The crosswalks, called “pavers,” were installed by the county on VDOT roads like Fairfax Drive, Lee Highway and Columbia Pike. They were built roughly 20 years ago as part of a county project to try to construct a brick-like crosswalk without material as fragile as the clay that bricks are made from.
“When brick sidewalks in old cities were in vogue, the industry developed concrete pavers as a flexible and durable surface for sidewalks that could adapt to tree roots without cracking and looked attractive in many areas,” county Department of Environmental Services spokeswoman Jennifer Heilman told ARLnow.com. “However, the heavy volumes of large vehicles such as what is typical of Fairfax Drive and most major arterials where Arlington has such crosswalks installed have made them very difficult to maintain as they’ve aged and become more prone to failure.”
Heilman said the crosswalks, like the one on N. Stuart Street crossing Fairfax Drive, captured by an ARLnow.com tipster in a state of disrepair on Tuesday, costs $20 per square foot to repair, which is four times the cost of repairing a standard concrete sidewalk.
Because of this winter’s extreme weather, the many crosswalks have been repaired with asphalt, like the ones at Lee Highway and N. Military Road and Columbia Pike at S. Walter Reed Drive.
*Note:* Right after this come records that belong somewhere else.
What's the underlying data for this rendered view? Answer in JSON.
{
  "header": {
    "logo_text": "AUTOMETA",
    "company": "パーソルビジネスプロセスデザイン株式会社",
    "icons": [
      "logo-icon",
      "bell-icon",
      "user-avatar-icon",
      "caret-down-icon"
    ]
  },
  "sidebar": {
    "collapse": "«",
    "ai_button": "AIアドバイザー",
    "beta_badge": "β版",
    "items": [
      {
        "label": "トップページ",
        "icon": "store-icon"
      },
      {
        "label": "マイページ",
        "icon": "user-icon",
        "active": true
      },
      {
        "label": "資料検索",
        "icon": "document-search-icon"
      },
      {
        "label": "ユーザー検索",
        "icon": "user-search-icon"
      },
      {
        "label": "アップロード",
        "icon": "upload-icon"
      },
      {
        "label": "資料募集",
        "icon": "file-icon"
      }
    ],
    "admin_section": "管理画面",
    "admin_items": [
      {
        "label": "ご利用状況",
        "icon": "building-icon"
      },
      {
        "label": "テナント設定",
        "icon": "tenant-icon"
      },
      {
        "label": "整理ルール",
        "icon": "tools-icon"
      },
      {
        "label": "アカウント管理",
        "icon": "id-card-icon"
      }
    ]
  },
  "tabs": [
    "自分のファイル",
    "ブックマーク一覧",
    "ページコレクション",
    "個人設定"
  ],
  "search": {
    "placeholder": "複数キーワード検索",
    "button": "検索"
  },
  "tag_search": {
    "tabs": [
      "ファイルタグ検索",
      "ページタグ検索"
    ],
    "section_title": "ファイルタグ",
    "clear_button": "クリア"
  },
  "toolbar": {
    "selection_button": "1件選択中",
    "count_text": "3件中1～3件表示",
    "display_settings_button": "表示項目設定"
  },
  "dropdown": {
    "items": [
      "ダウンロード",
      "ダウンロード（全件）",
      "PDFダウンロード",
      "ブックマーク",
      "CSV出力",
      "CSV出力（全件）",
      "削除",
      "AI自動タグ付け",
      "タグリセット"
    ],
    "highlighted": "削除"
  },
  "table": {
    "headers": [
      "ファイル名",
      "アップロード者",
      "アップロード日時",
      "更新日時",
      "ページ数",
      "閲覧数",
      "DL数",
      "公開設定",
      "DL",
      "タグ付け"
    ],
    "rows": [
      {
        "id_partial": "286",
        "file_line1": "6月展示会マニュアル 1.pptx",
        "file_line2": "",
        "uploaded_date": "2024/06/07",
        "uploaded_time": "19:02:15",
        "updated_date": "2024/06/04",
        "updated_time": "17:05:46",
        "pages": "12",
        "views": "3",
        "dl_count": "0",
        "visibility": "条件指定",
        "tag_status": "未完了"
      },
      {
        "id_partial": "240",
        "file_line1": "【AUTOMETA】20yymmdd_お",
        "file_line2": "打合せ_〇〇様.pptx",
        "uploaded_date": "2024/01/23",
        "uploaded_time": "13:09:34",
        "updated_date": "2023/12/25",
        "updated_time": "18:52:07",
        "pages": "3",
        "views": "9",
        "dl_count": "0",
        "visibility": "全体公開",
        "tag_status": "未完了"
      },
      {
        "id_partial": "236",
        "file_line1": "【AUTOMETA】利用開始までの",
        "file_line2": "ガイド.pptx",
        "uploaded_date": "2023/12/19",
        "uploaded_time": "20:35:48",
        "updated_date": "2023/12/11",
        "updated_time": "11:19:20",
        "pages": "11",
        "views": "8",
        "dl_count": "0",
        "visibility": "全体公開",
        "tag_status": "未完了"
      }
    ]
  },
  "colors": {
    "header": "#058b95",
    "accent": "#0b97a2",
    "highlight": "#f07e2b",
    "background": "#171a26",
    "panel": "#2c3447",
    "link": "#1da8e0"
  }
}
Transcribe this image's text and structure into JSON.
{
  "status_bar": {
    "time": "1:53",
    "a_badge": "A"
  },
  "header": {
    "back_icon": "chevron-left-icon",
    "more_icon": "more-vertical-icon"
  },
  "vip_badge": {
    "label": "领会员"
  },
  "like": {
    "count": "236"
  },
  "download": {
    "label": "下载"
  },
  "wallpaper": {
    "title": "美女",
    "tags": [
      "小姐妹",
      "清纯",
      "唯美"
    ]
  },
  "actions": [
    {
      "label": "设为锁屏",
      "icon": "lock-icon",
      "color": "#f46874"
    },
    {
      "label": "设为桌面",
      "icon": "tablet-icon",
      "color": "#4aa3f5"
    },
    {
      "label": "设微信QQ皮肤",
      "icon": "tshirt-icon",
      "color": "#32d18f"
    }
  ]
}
In high-density areas like Ballston that see a comparatively high volume of car and foot traffic over the crosswalks, developers and property owners contribute to the repair of the crosswalks through a county pedestrian maintenance program.
The crosswalk above, however, was repaired quickly by the county because it’s near a major transit hub. Residents can report crosswalk failures to DES online.